If you want thicker pectoral muscles and you feel like you’ve hit a plateau when it comes to chest training, you need to start making some changes in your daily workouts. You can gain more strenght and thickness in this area by using the next tips&tricks!
1. Always start with the incline bench press. This is the best way to bring your upper pecs out and improve `em. It may be a little hard in the beginning, but you’ll force the fibres to lift more and this will trigger growth and strenght. It’s very important to do this in the beginning of your workout. Try to do a few more reps and don’t be afraid to use a slightly more challenging weight.

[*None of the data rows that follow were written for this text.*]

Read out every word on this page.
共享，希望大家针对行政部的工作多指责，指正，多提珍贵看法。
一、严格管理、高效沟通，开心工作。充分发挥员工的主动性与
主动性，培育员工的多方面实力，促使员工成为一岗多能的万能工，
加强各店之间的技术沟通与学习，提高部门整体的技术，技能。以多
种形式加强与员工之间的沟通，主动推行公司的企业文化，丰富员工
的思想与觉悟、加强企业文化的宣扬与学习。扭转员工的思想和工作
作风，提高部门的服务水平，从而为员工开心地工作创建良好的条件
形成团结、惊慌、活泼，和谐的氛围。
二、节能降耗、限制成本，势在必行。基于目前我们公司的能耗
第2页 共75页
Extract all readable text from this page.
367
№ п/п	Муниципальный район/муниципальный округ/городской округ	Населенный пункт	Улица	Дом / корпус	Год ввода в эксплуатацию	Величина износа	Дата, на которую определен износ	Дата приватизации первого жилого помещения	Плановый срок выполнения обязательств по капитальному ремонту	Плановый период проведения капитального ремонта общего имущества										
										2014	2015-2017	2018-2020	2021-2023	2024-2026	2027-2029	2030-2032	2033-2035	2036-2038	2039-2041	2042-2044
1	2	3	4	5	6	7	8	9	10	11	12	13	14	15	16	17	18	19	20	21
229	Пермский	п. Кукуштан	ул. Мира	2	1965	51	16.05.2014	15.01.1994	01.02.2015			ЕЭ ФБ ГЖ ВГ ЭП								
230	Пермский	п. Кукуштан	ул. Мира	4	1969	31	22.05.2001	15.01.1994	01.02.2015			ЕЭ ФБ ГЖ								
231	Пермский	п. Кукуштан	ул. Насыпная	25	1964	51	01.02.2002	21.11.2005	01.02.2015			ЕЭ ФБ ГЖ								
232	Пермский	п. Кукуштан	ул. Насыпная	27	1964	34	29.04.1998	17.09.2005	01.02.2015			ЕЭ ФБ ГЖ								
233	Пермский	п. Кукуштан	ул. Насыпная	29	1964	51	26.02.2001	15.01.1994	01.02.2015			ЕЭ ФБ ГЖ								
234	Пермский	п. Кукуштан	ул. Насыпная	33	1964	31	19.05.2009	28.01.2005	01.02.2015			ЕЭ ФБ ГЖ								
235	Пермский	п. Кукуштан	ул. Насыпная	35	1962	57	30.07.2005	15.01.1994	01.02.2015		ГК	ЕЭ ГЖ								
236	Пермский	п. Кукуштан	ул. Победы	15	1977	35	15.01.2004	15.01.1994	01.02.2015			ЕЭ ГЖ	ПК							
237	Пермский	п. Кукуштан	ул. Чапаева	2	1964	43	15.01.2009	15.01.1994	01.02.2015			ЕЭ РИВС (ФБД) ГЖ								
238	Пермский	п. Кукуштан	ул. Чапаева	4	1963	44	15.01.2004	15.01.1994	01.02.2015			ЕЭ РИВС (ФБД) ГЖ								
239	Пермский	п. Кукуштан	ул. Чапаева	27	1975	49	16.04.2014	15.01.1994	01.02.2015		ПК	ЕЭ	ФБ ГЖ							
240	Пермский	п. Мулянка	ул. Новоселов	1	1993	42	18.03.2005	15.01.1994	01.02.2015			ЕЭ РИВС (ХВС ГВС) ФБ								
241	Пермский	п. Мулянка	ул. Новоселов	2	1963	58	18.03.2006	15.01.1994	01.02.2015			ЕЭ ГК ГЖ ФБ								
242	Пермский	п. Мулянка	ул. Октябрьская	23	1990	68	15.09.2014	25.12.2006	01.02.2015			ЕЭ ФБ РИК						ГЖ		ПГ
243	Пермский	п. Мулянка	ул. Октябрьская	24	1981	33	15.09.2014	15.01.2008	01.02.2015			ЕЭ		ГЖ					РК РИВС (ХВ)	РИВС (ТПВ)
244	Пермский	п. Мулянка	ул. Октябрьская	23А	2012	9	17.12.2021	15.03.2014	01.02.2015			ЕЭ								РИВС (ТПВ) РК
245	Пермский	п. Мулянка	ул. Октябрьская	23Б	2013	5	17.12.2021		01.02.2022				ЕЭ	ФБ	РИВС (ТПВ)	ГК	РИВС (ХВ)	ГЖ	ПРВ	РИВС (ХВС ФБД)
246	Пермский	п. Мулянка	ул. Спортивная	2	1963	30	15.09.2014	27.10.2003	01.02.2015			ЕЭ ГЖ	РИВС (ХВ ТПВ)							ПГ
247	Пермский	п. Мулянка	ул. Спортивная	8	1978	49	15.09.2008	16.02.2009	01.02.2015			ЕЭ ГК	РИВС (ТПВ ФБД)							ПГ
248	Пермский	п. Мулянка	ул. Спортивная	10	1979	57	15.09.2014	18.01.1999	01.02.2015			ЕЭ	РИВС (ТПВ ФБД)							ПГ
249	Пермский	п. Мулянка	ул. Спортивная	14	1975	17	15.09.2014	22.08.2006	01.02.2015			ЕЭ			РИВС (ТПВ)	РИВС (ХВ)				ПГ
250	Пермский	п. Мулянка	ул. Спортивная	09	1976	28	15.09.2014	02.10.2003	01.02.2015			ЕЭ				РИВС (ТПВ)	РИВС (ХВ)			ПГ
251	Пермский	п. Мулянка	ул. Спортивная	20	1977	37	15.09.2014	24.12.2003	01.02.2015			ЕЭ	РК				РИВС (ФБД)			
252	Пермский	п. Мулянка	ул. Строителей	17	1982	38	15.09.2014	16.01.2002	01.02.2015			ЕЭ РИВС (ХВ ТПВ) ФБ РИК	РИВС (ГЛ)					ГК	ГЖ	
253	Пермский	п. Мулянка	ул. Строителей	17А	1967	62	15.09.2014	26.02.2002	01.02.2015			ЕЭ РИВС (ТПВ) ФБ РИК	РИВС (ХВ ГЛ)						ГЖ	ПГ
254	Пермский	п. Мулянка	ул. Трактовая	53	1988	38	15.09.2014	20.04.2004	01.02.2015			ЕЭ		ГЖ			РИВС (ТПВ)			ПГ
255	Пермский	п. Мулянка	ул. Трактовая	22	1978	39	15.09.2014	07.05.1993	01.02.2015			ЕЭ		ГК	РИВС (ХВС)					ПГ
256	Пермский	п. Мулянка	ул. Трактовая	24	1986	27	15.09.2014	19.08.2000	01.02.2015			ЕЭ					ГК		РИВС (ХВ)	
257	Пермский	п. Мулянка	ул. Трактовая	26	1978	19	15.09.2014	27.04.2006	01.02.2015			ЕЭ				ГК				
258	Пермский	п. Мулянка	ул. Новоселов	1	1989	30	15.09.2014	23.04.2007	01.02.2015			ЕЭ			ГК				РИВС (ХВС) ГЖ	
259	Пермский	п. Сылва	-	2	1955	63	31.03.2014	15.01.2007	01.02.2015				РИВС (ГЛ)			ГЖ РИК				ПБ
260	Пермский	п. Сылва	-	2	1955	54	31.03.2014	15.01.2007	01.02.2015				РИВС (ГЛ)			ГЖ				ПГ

Don’t forget that harder work equates to more muscle growth.
2. Forget about the fixed bench. You’ll get better overall upper chest development if you use a variety of incline bench positions. The adjustable incline bench should be your best friend from now on.
It’s best used with dumbbells or in the Smith machine and it can target the muscle fibres in different ways if you’re using it various inclined positions. Just give it a try!
3. Use dumbells more often. Dumbells can give you a completely distinct range of motion than a barbell will and your muscles will feel a different kind of tension everytime you’re using them. Plus, you will really engage those pecs if u lower much more the dumbells. The range of motion will be more longer than the one when u use a barbell. U can hit the pectorals from different angles, and they will really hurt (in a good way).
4. Do your chest workout after your rest day. If you’re feeling like your upper pecs are the part of your body which needs most improvement, target it after your rest day, when your focus and motivation are high. Make sure that you’ve had enough rest, you’ve eaten properly and prepared your mind for a though workout.
5. Don’t forget to stretch the upper pecs. This will absolutely help your muscle recover and will create an environment for growth.
CONCLUSION: Try for a few months these tips and you will get some nice round upper pecs. Plus, if you want those armoury look and you feel like this isn’t enough, you can consider a second chest day on a short term (no more than 6 to 8 weeks). Don’t repeat the same chest workout you did a few days earlier, but find some new exercises and techniques. But be aware: always have a good warm up and a nice stretching, because the pectorals are easy to injury and we don’t need to broken pecs!